Recall that the cotangent function is defined as cot(x) = 1/tan(x). So, we can rewrite cot u as 1/tan u, and cot 2u as 1/tan 2u.
2. Next, we'll simplify each term:
cot u = 1/tan u
cot 2u = 1/tan 2u
3. Now, let's find a common denominator for the two terms on the left side:
We know that tan 2u = 2tan u / (1 - tan^2 u). So, we can write:
cot 2u = 1 / (2tan u / (1 - tan^2 u))
4. To simplify the right side of the equation, we'll apply the reciprocal identity for cosecant:
cosec 2u = 1/sin 2u
Since sin 2u = 2sin u * cos u, we can rewrite:
cosec 2u = 1 / (2sin u * cos u)
5. Now, let's find a common denominator for the terms on both sides:
On the left side, we have:
cot 2u = 1 / (2tan u / (1 - tan^2 u))
We can multiply the numerator and denominator by (1 - tan^2 u) to get:
cot 2u = (1 - tan^2 u) / (2tan u)
On the right side, we have:
cosec 2u = 1 / (2sin u * cos u)
6. Simplify further:
On the left side, we have:
cot 2u = (1 - tan^2 u) / (2tan u)
(= 1 / (2tan u) - tan^2 u / (2tan u))
(= cot u - tan^2 u / (2tan u))
On the right side, we have:
cosec 2u = 1 / (2sin u * cos u)
(= 1 / (2sin u * cos u))
7. As we see, both sides of the equation now have the same form:
cot u - tan^2 u / (2tan u) = 1 / (2sin u * cos u)
8. By applying the identity tan u = sin u / cos u, the left side can be further simplified:
cot u - tan^2 u / (2tan u)
(= cot u - (sin^2 u / cos^2 u) / (2(sin u / cos u)))
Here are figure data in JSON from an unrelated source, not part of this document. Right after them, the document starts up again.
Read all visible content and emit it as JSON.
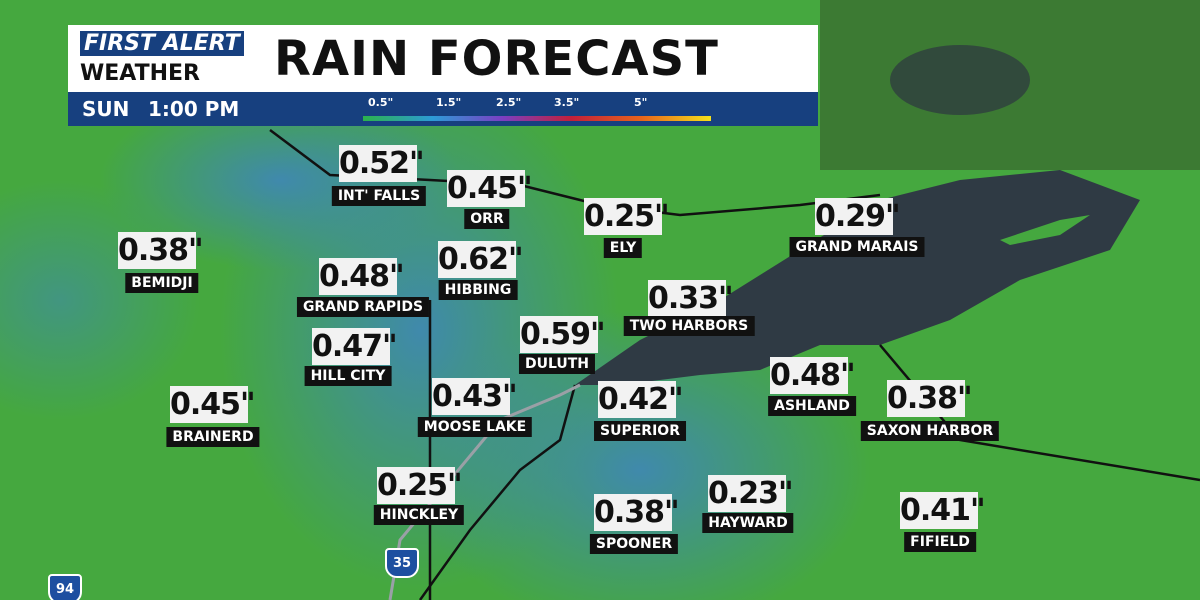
{
  "header": {
    "brand_top": "FIRST ALERT",
    "brand_bottom": "WEATHER",
    "title": "RAIN FORECAST",
    "day": "SUN",
    "time": "1:00 PM"
  },
  "legend": [
    "0.5\"",
    "1.5\"",
    "2.5\"",
    "3.5\"",
    "5\""
  ],
  "highways": [
    "94",
    "35"
  ],
  "cities": [
    {
      "name": "INT' FALLS",
      "amount": "0.52\""
    },
    {
      "name": "ORR",
      "amount": "0.45\""
    },
    {
      "name": "ELY",
      "amount": "0.25\""
    },
    {
      "name": "GRAND MARAIS",
      "amount": "0.29\""
    },
    {
      "name": "BEMIDJI",
      "amount": "0.38\""
    },
    {
      "name": "HIBBING",
      "amount": "0.62\""
    },
    {
      "name": "GRAND RAPIDS",
      "amount": "0.48\""
    },
    {
      "name": "TWO HARBORS",
      "amount": "0.33\""
    },
    {
      "name": "DULUTH",
      "amount": "0.59\""
    },
    {
      "name": "HILL CITY",
      "amount": "0.47\""
    },
    {
      "name": "ASHLAND",
      "amount": "0.48\""
    },
    {
      "name": "MOOSE LAKE",
      "amount": "0.43\""
    },
    {
      "name": "SUPERIOR",
      "amount": "0.42\""
    },
    {
      "name": "BRAINERD",
      "amount": "0.45\""
    },
    {
      "name": "SAXON HARBOR",
      "amount": "0.38\""
    },
    {
      "name": "HINCKLEY",
      "amount": "0.25\""
    },
    {
      "name": "HAYWARD",
      "amount": "0.23\""
    },
    {
      "name": "SPOONER",
      "amount": "0.38\""
    },
    {
      "name": "FIFIELD",
      "amount": "0.41\""
    }
  ]
}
(= cot u - (sin^2 u / cos u) / (2sin u))
(= cot u - (sin u / cos u) / 2)
(= cot u - 1 / (2cos u))
(= (cos u/ sin u) - 1 / (2cos u))
9. Now, let's simplify the expression further:
(cos u/ sin u) - 1 / (2cos u)
(= (2cos^2 u - sin u) / (2sin u cos u))
(= (cos^2 u + cos^2 u - sin u) / (2sin u cos u))
(= (1 + cos^2 u - sin u) / (2sin u cos u))
(= (1 - sin u + cos^2 u) / (2sin u cos u))
(= (1 - sin u + 1 - sin^2 u) / (2sin u cos u))
(= (2 - 2sin u) / (2sin u cos u))
(= 2 / (2sin u cos u) - 2sin u / (2sin u cos u))
(= 1 / (sin u cos u) - 1 / (sin u cos u))
10. Finally, simplifying the expression gives us:
1 / (sin u cos u) - 1 / (sin u cos u) = 1 / (2sin u cos u)
Since both sides of the equation simplify to the same expression, we have:
cot u - cot 2u = cosec 2u
Hence, the equation cot u - cot 2u = cosec 2u has been proven.